Nein, nur Katholiken dürften und ich hatte nun nicht nur selber sitzenzubleiben, nein, ich musste auch aufpassen, dass nur unsere fünf Katholiken zur Hostie schritten. Wie ein Polizist passte ich auf und hakte in meinem Kopf jeden ab, der sich Richtung Austeilung erhob: Benjamin. Frank. Ruben. Marco. Tim. Finn. (Finn? Finn? – Ich stellte ihn nach dem Gottesdienst sofort zur Rede, aber der Gute entpuppte sich als unser sechster Katholik, alles in Ordnung.)

Was ich sehr schön fand, war, dass in der proppenvollen Kirche auch noch Platz für zwei schräge Vögel war, die man bei uns sicher des Raumes verwiesen hätte. Aber bei 300 Gläubigen stören natürlich zwei Unikümmer weniger als bei 30. Die Frau mit dem wüsten Blick lief die ganze Zeit herum, brabbelte, beschimpfte immer wieder andere Leute und unterbrach auch einmal laut den Pfarrer. Und der Mann in der ersten Reihe verliess immer wieder den Platz und kam nach fünf Minuten wieder – er ging rauchen, was man an seiner unglaublich stinkenden Nikotinwolke merken konnte.

In Xaxim mussten wir uns beim Konzert am Karfreitag um das im Chorraum liegende Kruzifix gruppieren. Dieses Kreuz war nun nicht so ein minikleines wie bei uns, sondern richtig gross und richtig schwer, 4 Meter lang und 3 Meter breit und 2 Zentner schwer. Nun muss man wissen, dass am Karfreitag das Kreuz in die Kirche getragen und enthüllt wird. Bei uns schaffen das der Priester und zwei Ministranten, aber bei solch einem Teil? Wahrscheinlich – wir waren nicht dabei – haben mindestens sechs Messdiener das Kreuz geschleppt (plus Priester und Diakon), aber an Messdienern, an Ministranten hat Brasilien nun eben auch keinen Mangel.

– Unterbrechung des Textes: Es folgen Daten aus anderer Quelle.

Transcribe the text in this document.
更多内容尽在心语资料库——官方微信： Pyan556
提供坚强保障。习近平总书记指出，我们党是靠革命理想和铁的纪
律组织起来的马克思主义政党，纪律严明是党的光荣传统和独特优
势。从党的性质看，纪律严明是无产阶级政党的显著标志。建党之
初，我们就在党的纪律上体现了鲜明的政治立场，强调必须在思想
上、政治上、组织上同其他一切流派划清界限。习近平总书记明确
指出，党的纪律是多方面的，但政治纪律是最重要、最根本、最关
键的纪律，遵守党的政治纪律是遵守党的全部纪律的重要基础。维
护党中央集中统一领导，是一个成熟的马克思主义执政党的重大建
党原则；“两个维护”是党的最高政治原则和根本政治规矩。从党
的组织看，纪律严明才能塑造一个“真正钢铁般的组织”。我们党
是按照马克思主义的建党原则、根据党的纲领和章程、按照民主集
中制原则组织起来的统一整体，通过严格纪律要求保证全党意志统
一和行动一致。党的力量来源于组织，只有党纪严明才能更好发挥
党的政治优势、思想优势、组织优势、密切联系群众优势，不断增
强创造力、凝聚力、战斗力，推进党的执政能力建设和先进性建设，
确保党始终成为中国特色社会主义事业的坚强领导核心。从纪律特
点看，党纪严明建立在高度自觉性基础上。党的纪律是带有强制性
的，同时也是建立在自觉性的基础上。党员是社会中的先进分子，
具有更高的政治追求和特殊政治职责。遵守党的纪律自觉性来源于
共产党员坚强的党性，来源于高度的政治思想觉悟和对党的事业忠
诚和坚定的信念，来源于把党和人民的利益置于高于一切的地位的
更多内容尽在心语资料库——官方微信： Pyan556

Am Abend in Xaxim passierte nun das Unerwartete: Wir waren noch privat eingeladen, es gab Caipirinhas (für mich einen alkoholfreien), man legte eine CD mit Samba (!) auf und einige fingen an zu tanzen (!), auch jener Mann, der mir die scharfe Kontrolle meiner Jungs ans Herz legte. Sie alle werden jetzt wahrscheinlich in die Hölle kommen.
Oder auch nicht.

Ich hatte Ihnen noch verschwiegen, dass ich dem Heiligen Antonius etwas für das Charching meines Handys versprochen hatte. Der gute Mann ist – wie ich herausgefunden habe – auch für technische Dinge zuständig. Ob dieser Tatsache schüttelten meine Reisebegleiter meistens den Kopf. (Wobei die Antoniuskassen eine gute Sache sind, sie leisten soziale Hilfe auf ganz niederschwelligem Niveau.) Wer mich verstand, waren die Brasilianer.